From quantum view, we get LHO and quantization of energy. From equation for energy we see that only in z direction (direction along B field) we have dispersion relation for a free electron. That is fine with classical result.

What I cannot see from quantum description, are there orbits around magnetic field lines. Did anyone thought about this, and is there some clear picture about this view?

If electrons are orbiting around B lines, I suppose that radius is quantized? Am I right or wrong?

 

[mfb]

If electrons are orbiting around B lines, I suppose that radius is quantized? Am I right or wrong?
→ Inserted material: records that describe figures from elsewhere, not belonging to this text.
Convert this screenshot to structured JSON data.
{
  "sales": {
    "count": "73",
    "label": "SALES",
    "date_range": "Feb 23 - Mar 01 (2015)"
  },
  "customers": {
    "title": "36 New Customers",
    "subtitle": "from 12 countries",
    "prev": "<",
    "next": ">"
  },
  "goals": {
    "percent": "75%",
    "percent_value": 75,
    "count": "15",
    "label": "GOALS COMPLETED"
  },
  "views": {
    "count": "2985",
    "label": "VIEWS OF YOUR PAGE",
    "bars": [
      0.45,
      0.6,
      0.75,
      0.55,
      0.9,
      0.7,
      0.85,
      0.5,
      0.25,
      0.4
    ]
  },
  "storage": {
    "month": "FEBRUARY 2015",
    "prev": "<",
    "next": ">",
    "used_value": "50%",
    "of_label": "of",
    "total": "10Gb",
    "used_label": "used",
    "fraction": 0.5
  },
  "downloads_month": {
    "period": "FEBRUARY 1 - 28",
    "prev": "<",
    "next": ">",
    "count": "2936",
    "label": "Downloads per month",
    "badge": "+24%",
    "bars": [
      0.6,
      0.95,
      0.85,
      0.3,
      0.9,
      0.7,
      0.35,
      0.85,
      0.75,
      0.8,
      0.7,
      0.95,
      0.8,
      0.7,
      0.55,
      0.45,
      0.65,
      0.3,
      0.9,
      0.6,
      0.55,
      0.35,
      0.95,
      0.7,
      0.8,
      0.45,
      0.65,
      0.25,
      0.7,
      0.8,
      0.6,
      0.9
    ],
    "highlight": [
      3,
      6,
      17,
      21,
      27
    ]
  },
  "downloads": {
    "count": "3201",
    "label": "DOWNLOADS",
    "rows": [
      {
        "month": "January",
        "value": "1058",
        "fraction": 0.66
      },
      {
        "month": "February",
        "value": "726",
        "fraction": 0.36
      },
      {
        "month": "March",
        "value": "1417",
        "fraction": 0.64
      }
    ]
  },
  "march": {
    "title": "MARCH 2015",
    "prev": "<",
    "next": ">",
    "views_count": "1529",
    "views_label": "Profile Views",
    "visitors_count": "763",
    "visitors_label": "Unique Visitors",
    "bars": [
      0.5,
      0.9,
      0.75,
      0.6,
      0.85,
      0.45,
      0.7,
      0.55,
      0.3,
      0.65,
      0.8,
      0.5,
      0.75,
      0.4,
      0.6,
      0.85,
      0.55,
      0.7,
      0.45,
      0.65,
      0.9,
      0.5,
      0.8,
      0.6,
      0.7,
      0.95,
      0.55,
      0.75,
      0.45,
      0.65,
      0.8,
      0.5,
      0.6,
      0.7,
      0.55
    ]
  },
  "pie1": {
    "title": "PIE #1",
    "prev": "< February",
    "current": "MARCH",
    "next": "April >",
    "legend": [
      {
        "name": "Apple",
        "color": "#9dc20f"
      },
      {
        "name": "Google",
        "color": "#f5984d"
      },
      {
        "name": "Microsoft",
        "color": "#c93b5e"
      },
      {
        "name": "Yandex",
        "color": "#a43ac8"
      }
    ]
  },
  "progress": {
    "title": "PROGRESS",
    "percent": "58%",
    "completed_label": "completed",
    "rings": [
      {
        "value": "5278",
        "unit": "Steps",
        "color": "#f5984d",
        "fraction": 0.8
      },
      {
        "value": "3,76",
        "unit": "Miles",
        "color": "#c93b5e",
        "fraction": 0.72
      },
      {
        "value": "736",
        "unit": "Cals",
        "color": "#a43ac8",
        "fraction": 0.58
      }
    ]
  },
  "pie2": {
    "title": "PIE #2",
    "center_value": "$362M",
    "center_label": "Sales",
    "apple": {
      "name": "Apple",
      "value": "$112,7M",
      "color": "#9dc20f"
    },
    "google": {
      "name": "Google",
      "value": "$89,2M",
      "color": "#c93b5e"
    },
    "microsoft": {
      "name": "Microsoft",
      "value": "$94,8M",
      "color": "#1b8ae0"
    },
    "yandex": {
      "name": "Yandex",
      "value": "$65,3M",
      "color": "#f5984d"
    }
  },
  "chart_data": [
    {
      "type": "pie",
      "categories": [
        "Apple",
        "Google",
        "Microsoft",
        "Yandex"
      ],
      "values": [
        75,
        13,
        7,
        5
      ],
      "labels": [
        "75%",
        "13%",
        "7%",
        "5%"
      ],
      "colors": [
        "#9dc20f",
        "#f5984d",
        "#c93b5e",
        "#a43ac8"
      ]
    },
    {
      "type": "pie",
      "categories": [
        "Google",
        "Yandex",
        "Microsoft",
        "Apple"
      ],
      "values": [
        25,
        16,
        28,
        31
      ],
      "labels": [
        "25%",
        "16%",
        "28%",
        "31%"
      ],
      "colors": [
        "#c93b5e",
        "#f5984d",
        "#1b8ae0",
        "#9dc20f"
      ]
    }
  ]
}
For energy eigenstates, the expectation value of the radius is quantized, indeed. Those eigenstates are "orbits" around field lines.

 

[Nemanja989]

Thank you for your reply. But I would like to ask you from where you see expression for the radius? I was looking for that, but probably I cannot interpret equations in right way :(

 

[mfb]

The expectation value should be the same as the classical radius for the same energy, maybe with a small correction term. You would have to solve the modified Schroedinger equation (with the B-field in the momentum term) and evaluate this to get an exact answer. Alternatively, look for books where this has been done before.

 

[Nemanja989]

Ok, thanks.. On our QM course professor did not give us any physical picture while lecturing quantum LHO (and e in B), and therefore I was a little bit confused. I will to all the calculations.

Thanks once again :)

 

[Bill_K]

The Hamiltonian for a particle in a B field is H = (1/2m) p² where p is the canonical momentum, p = P - eA/c.

Unlike the mechanical momentum, the components of p do not commute: [p_i, p_j] = (ieħ/c) ε_ijkB_k. Specializing to a uniform B field in the z direction, [p_x, p_y] = iħm ω where ω = eB/mc. Also [p_x, H] = iħω p_y, [p_y, H] = - iħω p_x.

Thus defining p_± = p_x ± ip_y,

[p_±, H] = ± ħω p_±
[p₊, p_-] = 2 ħmω

Normalized correctly, p_± satisfy the same commutation relations as the raising and lowering operators for the simple harmonic oscillator.

But note that this oscillation is not between x and p as it is for the SHO, it's between p_x and p_y. Which suggests that the particle is following a circular orbit.